The plot of the 1998 South Korean film "Christmas in August (Palwol ui Christmas)" (available via Hong Kong import VCD) is simple: photo shop proprietor Jung-won (Han Suk-kyu of "Shiri") is terminally ill, a fact that he has only shared with his father (Goo Shin) and sister (Oh Ji-hye), and none of his closest friends. Preferring to spend his remaining days in his store, biding his time, his life (or more exactly, what is left of it) takes an unexpected turn when Da-rim (Shim Eun-ha), a comely meter maid, becomes a regular customer. Da-rim also finds herself attracted to Jung-won, and she is gradually able to coax the quiet but kind shopkeeper out of his shell. Though Jung-won is appreciative of Da-rim's very forward advances and finds comfort in her company, he never expresses the amorous feelings he has for her. And perhaps out of a misguided desire to spare Da-rim's emotions, Jung-won also does not let Da-rim know about his condition nor what little time he does have left.
While the 'terminal illness' angle in the romance genre has literally been done to death, first-time director Hur Jin-Ho traverses this well-tread territory in a refreshingly understated manner in "Christmas in August". Instead of the heavy-handed and melodramatic schmaltz found in films such as "Autumn in New York" or "Sweet November", Hur uses a low-key approach akin to Wong Kar-wai's "In the Mood for Love", where the film's emotional resonance stems not from what the characters say, but what they don't say. Though Jung-won seems to have accepted the inevitable, he lacks the courage to reveal the truth to his friends and loved ones (especially Da-rim). This internal conflict and the tension it creates, underscores the entire film, giving the ending an uncommon level of poignancy.
In the film's earlier scenes, Han's portrayal of Jung-won as a seemingly happy-go-lucky protagonist may mislead some viewers into questioning the veteran actor's thesping abilities, as it seems that his character in a perpetually good mood, laughing everything off.
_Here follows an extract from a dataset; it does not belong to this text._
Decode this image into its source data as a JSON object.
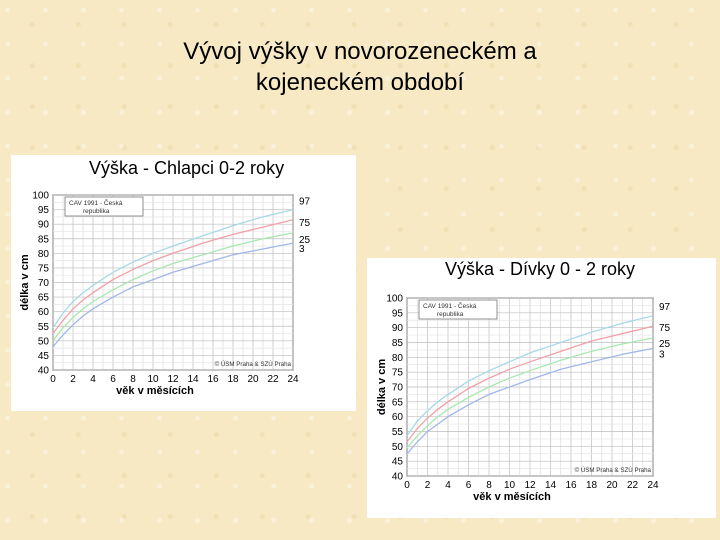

However, as more is revealed about him, it is apparent that this jovial demeanor is Jung-won's 'defense mechanism', disguising the difficult truth about his condition from others...and himself. Despite his inner turmoil and inability to share his innermost thoughts with others, there is a quiet dignity in how Han portrays Jung-won, from the mundane details of his daily routine to the film's weightier moments. Without the benefit of dialogue, Han is able to speak volumes with the subtlest of facial expressions, such as in what may be the film's most powerful moment, when he expresses his heartfelt affection for Da-rim while watching from afar.
Complementing Han's performance is Shim's award-winning portrayal of Da-rim. There is an earnest quality to her performance, and like her co-star, much of it relies on the subtlety of expression and non-verbal cues. From her initial appearance as a demanding customer, to her growing intimacy with Jung-won, and finally to her heartbreak as Jung-won's lack of courage gets the better of him, Shim is an integral component of the story's emotional core, as well as part of the film's ultimate tragedy.
In addition to developing a strong following at the South Korean box office, "Christmas in August" swept the Korean Film Awards in 1998, landing Best Film, Director, Actress, and Cinematography, all well deserved. This is a singular romance in which no one actually says "I love you" or displays any other such overt signs of affection, yet the emotional undercurrent is no less stirring. The subtle approach taken by director Hur Jin-ho, as well as the powerful yet restrained performances of leads Han Suk-kyu and Shim Eun-ha, make "Christmas in August" an absolutely unforgettable motion picture.